A team of researchers in the United States said that fasting is good for our brain.
Mark Mattson is a neuroscientist at Johns Hopkins University in Baltimore, Maryland. He and others have studied how dietary restrictions can protect your brain from neurological diseases that get worse over time. Two examples of these diseases are Alzheimer's and Parkinson's, his team found that controlling and restricting calories may improve a person's memory, emotions, and state of mind. Mattson says his studies build on years of research that has confirmed links between the number of calories a person eats and mental ability. Calories are a measure of the energy in food.
However, if you eat three meals a day, with snacks in between, your body will not have time to use up all of the liver glycogen. Therefore, chemicals for learning and memory are not produced. A report in Johns Hopkins Health Review describes the links. It is said that every time we eat, a sugar called glucose is stored in the liver in the form of glycogen. It takes your body about 10 to 12 hours to use all of the glycogen.

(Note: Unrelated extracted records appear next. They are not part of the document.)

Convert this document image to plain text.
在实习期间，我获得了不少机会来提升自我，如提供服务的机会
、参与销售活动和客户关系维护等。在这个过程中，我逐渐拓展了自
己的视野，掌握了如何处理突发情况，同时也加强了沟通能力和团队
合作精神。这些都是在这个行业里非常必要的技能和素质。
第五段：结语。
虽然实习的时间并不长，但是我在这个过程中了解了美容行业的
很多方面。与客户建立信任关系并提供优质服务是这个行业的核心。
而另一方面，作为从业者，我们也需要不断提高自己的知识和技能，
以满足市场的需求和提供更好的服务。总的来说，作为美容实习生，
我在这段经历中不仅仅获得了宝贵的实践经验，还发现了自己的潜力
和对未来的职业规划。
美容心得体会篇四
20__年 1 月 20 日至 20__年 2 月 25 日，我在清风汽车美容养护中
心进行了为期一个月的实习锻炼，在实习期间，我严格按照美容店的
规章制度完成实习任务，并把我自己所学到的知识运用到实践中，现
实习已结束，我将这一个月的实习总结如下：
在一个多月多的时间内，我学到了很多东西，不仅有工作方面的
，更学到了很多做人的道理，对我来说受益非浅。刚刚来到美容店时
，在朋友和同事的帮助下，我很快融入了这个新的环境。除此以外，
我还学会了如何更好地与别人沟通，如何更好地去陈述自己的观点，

The report said, “After using glycogen
your body begins to burn fat, which turns into chemicals that neurons use as energy. These chemicals are important for learning, memory, and overall brain health, Physical exercise can also use up glycogen, Mattson said.
Not surprisingly, he added, "exercise has been shown to have the same positive effect on the brain as fasting."
The researchers found that
reducing food intake for at least two days a week can improve neural connections in the hippocampus. This part of the brain controls emotions and plays a role in long-term memory, and a calorie-controlled diet protects neurons from the buildup of amyloid plaques.